In our laboratory various types of multiphase reactors for various industrial and environmental processes have been studied by developing advanced measurement techniques and validating CFD simulations which enable facilitating the implementation of new mechanistic scale up methodologies we have developed recently. In general these techniques are based on radioisotopes – radioactive particle tracking (RPT), dual source gamma ray tomography (DSCT), gamma ray densitometry (GRD) for 3D flow field, velocity and turbulent parameters, phases distribution and flow pattern identification measurements, and are not based on radioisotopes: 4-point optical probe for bubble dynamics, heat transfer probe, combination of bubble dynamics and heat transfer probe, optical probes for solids dynamics that measure simultaneously solids velocity and holdups and their fluctuations, integration of hot wire anemometry and heat transfer probe, gas tracer dynamics, optical probe for local mass transfer, gas tracer technique for global mass transfer, optical probe for local liquid and gas velocities, holdup and their time series distribution in packed beds, pressure transducers, and others.

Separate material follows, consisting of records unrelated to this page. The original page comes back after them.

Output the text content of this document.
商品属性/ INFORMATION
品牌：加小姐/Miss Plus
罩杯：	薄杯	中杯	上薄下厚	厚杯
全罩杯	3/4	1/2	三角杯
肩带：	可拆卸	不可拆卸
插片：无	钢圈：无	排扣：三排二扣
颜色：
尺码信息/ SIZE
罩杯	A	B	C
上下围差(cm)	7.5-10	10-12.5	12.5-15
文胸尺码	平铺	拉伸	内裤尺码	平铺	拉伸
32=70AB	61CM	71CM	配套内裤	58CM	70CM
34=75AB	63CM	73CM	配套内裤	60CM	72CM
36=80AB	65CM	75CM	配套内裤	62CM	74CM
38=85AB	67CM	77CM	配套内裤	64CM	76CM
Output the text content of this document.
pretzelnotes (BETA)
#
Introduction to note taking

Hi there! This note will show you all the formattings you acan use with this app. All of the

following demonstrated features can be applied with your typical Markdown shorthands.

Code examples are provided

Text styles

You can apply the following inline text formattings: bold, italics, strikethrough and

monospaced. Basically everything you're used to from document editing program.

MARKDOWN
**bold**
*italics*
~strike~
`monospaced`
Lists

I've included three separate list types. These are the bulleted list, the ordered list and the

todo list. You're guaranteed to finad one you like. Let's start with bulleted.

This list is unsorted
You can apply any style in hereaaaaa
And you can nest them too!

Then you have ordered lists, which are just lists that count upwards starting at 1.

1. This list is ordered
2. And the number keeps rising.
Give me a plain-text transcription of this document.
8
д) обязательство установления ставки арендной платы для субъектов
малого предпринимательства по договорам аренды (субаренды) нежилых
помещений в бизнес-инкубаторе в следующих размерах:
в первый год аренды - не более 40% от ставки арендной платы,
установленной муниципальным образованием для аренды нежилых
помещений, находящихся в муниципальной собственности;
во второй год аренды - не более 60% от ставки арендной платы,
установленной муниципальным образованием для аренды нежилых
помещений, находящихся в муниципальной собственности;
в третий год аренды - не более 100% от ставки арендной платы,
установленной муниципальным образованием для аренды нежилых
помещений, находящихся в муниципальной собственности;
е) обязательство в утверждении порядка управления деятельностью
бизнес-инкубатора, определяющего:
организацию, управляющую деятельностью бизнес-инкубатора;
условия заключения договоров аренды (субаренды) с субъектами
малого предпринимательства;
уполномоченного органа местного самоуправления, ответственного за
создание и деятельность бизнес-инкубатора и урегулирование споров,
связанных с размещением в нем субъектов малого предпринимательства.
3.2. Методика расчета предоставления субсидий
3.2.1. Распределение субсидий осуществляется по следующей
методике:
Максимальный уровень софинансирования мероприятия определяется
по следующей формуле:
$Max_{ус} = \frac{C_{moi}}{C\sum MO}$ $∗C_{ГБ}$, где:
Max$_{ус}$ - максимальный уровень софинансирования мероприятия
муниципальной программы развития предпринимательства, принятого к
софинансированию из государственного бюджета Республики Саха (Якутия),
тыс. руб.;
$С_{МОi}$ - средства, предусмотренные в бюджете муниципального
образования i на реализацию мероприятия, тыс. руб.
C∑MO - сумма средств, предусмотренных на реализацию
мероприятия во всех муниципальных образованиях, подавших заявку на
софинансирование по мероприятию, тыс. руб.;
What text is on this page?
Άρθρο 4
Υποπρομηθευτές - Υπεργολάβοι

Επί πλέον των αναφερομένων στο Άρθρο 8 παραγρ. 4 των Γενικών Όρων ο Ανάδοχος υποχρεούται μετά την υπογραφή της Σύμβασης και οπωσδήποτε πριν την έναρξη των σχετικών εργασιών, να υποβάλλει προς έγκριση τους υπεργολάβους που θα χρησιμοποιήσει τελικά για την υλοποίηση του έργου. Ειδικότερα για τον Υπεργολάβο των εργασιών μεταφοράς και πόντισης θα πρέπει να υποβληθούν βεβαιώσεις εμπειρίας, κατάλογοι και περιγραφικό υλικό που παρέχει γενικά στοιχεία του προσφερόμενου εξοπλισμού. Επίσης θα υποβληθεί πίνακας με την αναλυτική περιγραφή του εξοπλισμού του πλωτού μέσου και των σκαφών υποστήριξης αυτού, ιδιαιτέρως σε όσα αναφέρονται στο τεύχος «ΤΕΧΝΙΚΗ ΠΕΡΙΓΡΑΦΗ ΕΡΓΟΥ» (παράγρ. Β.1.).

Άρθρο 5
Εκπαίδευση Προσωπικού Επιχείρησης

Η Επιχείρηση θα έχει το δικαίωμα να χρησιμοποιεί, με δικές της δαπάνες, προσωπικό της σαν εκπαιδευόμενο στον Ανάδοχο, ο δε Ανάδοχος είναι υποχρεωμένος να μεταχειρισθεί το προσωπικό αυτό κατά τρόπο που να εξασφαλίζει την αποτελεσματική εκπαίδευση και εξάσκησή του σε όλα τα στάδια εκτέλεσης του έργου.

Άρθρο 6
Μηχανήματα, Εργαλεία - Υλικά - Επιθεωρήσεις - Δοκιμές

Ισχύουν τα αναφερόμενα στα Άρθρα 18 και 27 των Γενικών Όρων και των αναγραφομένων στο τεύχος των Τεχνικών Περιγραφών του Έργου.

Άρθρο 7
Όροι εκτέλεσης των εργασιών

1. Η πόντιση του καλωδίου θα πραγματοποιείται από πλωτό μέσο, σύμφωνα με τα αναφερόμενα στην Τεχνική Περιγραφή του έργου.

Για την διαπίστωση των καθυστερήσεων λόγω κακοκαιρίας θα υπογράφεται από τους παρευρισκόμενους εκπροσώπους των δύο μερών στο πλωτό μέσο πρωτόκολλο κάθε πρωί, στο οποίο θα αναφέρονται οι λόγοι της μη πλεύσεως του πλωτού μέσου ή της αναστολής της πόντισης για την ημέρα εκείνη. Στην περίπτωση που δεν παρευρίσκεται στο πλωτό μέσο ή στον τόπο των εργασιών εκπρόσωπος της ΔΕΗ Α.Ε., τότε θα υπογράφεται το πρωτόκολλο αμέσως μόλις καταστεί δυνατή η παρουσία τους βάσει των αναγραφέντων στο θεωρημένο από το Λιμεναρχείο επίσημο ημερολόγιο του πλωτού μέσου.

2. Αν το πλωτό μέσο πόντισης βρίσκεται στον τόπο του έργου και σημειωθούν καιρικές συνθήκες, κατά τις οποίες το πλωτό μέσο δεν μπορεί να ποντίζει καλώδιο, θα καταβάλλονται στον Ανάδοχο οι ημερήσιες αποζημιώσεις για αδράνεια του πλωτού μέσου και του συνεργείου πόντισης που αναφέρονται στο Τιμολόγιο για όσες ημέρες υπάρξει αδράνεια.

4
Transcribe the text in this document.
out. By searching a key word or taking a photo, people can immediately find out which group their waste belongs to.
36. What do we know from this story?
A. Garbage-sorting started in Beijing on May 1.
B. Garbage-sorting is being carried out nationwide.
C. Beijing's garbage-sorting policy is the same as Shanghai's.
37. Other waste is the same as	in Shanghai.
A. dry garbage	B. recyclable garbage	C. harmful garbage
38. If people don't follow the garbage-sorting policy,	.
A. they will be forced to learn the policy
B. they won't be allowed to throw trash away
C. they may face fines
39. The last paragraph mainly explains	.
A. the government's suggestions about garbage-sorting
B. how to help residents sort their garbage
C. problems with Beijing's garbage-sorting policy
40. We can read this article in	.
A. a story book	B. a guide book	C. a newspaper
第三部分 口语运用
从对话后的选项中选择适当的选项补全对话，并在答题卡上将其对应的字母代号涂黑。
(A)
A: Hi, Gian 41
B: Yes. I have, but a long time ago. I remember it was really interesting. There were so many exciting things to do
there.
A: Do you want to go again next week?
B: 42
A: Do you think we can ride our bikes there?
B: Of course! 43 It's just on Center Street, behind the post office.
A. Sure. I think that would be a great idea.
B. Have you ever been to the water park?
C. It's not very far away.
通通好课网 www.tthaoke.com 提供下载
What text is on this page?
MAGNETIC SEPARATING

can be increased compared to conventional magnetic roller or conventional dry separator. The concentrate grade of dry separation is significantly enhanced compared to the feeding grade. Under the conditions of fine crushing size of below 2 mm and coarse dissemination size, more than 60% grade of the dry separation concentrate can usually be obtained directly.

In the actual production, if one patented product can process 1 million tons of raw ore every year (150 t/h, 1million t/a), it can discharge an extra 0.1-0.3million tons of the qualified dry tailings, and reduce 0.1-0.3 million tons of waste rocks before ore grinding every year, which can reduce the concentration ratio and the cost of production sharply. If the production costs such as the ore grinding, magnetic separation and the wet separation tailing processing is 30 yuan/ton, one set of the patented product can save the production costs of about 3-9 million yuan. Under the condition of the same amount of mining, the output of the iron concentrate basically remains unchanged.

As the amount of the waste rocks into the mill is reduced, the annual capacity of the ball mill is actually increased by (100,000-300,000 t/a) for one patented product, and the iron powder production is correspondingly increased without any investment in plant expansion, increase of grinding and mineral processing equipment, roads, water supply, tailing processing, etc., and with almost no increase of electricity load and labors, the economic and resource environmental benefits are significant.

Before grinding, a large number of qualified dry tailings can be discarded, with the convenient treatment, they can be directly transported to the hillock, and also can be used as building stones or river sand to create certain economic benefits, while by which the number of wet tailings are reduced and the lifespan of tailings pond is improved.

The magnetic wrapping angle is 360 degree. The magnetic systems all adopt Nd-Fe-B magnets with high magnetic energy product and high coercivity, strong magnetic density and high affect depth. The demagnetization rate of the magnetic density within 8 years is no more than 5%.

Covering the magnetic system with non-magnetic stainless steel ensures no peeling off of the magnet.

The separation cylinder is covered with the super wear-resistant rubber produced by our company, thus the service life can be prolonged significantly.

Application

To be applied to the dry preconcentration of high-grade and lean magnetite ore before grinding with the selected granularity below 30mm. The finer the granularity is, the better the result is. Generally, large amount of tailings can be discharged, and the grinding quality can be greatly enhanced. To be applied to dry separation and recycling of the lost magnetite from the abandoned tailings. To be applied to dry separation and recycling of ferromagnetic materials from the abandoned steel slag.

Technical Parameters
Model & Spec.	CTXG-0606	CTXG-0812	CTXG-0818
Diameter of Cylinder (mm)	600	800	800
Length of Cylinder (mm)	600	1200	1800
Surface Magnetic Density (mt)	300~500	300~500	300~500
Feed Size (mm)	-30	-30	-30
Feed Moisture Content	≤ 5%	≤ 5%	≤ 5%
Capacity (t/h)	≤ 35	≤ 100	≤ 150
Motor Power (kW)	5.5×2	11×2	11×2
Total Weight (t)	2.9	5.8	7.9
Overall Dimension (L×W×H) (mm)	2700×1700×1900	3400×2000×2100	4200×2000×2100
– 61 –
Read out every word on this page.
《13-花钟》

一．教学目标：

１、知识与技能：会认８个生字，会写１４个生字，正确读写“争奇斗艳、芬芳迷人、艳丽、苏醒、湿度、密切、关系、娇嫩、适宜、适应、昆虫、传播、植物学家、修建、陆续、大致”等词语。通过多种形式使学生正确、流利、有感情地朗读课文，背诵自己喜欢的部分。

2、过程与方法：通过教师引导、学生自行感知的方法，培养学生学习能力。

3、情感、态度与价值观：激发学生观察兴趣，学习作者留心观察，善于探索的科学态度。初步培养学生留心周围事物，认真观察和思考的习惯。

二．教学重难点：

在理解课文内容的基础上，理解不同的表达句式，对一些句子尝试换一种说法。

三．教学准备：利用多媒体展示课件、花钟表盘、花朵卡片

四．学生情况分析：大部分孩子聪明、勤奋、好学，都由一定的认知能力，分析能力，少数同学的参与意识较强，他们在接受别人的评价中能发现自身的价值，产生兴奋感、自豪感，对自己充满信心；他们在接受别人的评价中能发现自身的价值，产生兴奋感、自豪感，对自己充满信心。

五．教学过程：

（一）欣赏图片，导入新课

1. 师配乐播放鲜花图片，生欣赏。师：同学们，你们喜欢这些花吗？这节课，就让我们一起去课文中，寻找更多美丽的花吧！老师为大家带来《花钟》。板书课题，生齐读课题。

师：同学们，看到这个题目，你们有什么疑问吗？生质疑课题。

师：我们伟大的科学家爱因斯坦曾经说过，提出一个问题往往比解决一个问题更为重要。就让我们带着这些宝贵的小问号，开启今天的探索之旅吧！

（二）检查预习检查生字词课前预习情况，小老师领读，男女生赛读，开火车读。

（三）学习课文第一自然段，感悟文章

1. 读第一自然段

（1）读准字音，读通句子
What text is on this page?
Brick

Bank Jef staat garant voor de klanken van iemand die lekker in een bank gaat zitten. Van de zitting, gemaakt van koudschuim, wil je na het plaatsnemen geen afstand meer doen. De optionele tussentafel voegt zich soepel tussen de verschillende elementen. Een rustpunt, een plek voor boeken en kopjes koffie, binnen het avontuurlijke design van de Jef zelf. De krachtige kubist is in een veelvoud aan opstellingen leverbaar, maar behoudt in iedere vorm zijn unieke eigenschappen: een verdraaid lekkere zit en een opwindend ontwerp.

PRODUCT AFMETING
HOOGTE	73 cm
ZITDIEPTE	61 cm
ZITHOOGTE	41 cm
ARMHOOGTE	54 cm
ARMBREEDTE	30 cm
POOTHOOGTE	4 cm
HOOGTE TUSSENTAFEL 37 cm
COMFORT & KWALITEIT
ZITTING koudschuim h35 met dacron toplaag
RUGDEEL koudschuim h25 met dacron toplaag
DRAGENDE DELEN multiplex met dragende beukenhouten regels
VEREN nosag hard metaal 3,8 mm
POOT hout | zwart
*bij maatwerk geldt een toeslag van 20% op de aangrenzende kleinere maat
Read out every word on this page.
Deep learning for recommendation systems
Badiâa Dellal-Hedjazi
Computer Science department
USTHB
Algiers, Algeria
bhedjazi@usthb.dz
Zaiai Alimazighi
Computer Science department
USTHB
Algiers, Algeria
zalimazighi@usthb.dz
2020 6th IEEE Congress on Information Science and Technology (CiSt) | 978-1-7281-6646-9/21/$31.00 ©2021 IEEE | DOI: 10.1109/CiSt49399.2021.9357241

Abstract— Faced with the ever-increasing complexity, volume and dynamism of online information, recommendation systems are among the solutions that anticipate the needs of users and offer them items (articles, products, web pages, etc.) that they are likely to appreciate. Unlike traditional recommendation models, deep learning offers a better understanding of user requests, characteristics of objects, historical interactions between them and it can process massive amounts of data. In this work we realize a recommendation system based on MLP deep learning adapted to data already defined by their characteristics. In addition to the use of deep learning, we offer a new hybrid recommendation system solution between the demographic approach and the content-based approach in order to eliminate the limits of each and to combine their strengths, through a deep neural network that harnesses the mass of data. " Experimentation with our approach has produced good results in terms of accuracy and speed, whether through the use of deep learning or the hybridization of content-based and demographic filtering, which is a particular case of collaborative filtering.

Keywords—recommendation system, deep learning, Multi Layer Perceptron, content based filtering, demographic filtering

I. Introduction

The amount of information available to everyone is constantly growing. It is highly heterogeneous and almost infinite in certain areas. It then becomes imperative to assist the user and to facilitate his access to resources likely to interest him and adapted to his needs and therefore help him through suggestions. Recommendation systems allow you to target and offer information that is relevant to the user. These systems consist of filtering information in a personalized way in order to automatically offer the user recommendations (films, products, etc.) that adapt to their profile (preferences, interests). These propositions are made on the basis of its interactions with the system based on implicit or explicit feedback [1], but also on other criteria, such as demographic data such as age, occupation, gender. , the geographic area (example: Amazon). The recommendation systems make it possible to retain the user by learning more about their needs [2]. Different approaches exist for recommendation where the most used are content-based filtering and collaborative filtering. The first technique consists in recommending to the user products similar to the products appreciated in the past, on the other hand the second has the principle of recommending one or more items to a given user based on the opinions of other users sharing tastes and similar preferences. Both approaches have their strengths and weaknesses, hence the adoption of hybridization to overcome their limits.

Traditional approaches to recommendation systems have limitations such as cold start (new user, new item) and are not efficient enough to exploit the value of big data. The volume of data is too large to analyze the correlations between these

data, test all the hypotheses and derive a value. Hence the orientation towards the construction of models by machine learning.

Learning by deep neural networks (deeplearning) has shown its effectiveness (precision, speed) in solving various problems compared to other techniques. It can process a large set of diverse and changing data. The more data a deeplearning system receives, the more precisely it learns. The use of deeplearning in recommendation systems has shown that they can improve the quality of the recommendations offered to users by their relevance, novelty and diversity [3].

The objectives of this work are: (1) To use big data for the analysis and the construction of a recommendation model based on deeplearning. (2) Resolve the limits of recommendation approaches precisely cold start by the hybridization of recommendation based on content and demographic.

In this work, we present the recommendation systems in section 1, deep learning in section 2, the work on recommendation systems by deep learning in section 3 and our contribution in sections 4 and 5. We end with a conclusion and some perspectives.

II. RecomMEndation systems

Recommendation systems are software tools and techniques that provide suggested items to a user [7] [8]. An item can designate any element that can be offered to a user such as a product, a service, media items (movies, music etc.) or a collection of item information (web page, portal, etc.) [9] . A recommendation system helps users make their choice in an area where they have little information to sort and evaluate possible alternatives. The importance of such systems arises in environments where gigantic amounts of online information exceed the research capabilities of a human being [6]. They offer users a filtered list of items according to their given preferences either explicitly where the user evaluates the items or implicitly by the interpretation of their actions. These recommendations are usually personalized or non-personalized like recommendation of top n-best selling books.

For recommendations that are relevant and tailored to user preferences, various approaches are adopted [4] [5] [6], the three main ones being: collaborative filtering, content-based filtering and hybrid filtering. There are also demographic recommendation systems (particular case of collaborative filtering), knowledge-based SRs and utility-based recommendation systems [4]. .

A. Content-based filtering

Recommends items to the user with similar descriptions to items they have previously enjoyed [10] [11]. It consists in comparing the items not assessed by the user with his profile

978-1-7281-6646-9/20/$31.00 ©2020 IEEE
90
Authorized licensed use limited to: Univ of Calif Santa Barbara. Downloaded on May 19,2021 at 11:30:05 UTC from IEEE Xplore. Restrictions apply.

Validated computational fluid dynamics (CFD) has been introduced to enable the implementation of our new mechanistic scale up methodologies. For this, a new advanced non-invasive measurement technique of gamma ray densitometry was introduced to enable the refinement of the hydrodynamics similarity at large industrial unit and to monitor the hydrodynamics similarity at commercial conditions. In this presentation, an overview of our approach in advancing multiphase reactors will be discussed 

http://epic.lsu.edu

div
Speaker's Bio:

Dr. Muthanna Al-Dahhan is Curators’ Distinguished Professor of Chemical and Biochemical Engineering and of Nuclear Engineering and the chair of the Department of Chemical and Biochemical Engineering at Missouri University of Science and Technology (Missouri S&T), Rolla. He is a Fellow of AIChE. Prior to that he was a Professor at Washington University in St. Louis (1994-2008), Project Manager at Xytel Corporation, USA (1993/1994), Head of process, process engineer and project engineer in pilot plants – Iraq (1979-1985). He holds three degrees in chemical engineering (BSc in 1979, University of Baghdad-Iraq; Master degree in 1988, Oregon State University and Doctoral degree in 1993, Washington University). He directed from 1999-2008 industry-academia consortium on gas conversion to alternative clean fuels/chemicals using slurry bubble columns. He obtained over $12 million in external funding as PI and Co-PI. He has graduated over 50 PhD students and supervised a large number of post-doc fellows, research associates and undergraduate students on a wide range of topics. His research activities include more than 185 publications in peer reviewed journals and over 400 of national and international conference presentations. Dr. Al-Dahhan has received many awards and recognitions. He formed and chaired a number of international conferences. He has developed research laboratories which are unique in USA and in the world and can be considered a unique global resource.